図13に示すPosit型のディープラーニングフレームワーク1eでは、Posit型の演算の結果がONNX形式に変換され、その変換の結果が、Posit型推論モデル1dとして出力されている。ONNX形式の変換処理自体は、公知の技術であるため詳細な説明を省略する。
【0045】
推論モデル生成部5は、学習データをPosit型のディープラーニングフレームワーク1eに与えることによって、Posit型のディープラーニングフレームワーク1eから、量子化済みのPosit型の重みパラメータを含んでいる推論モデルであるPosit型推論モデル1dを取得する。
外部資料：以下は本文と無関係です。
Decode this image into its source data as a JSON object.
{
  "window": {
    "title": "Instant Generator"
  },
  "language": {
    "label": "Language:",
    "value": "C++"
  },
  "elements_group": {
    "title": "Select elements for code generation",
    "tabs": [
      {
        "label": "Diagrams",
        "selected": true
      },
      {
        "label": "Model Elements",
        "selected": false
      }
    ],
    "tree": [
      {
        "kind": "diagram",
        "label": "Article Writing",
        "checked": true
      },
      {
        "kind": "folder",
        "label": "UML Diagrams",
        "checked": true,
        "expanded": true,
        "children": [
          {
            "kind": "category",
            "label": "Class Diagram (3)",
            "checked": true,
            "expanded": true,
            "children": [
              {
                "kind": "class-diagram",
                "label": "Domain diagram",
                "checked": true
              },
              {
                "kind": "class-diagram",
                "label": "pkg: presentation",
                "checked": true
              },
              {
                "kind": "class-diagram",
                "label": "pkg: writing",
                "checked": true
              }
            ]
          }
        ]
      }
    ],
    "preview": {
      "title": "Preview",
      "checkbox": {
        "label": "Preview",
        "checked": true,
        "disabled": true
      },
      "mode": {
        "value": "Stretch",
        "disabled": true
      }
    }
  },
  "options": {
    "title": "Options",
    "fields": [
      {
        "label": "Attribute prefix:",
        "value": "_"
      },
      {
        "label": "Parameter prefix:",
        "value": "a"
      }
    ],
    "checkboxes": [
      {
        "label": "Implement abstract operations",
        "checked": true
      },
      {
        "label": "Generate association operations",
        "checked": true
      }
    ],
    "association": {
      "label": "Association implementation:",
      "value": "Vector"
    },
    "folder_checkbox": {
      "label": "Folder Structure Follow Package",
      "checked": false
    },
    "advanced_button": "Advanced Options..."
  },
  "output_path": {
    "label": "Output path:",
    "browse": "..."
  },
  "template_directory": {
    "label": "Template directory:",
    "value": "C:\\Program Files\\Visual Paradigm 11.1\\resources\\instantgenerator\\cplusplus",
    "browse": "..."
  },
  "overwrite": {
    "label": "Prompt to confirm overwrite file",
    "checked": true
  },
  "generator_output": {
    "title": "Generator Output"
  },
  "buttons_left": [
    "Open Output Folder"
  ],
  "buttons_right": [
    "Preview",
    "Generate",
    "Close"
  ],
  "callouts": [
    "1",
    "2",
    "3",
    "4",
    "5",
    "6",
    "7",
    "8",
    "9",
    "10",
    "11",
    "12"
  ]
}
推論モデル生成部5は、Posit型推論モデル1dを言語変換部2に出力する。
【0046】
以上の実施の形態2では、学習データをPosit型のディープラーニングフレームワーク1eに与えることによって、Posit型のディープラーニングフレームワーク1eから、量子化済みのPosit型の重みパラメータを含んでいる推論モデルであるPosit型推論モデル1dを取得する推論モデル生成部5と、推論モデル生成部5により取得されたPosit型推論モデル1dのアルゴリズムを示すソースコードを、ハードウェア記述言語によって表現されているソースコードに変換する言語変換部2とを備えるように、推論モデル生成装置を構成した。したがって、推論モデル生成装置は、推論モデルの推論精度の劣化を抑えつつ、推論速度を高めることができる。
【0047】
なお、本開示は、各実施の形態の自由な組み合わせ、あるいは各実施の形態の任意の構成要素の変形、もしくは各実施の形態において任意の構成要素の省略が可能である。
【符号の説明】
【0048】
1 推論モデル生成部、1a ディープラーニングフレームワーク、1b 浮動小数点型推論モデル、1c 量子化ライブラリ、1d Posit型推論モデル、1e Posit型のディープラーニングフレームワーク、2 言語変換部、3 第1の言語変換処理部、3a 記述変換ツール、3b 推論モデル、4 第2の言語変換処理部、4a 高位合成ツール、4b 推論モデル、5 推論モデル生成部、11 推論モデル生成回路、12 言語変換回路、13 推論モデル生成回路、21 メモリ、22 プロセッサ。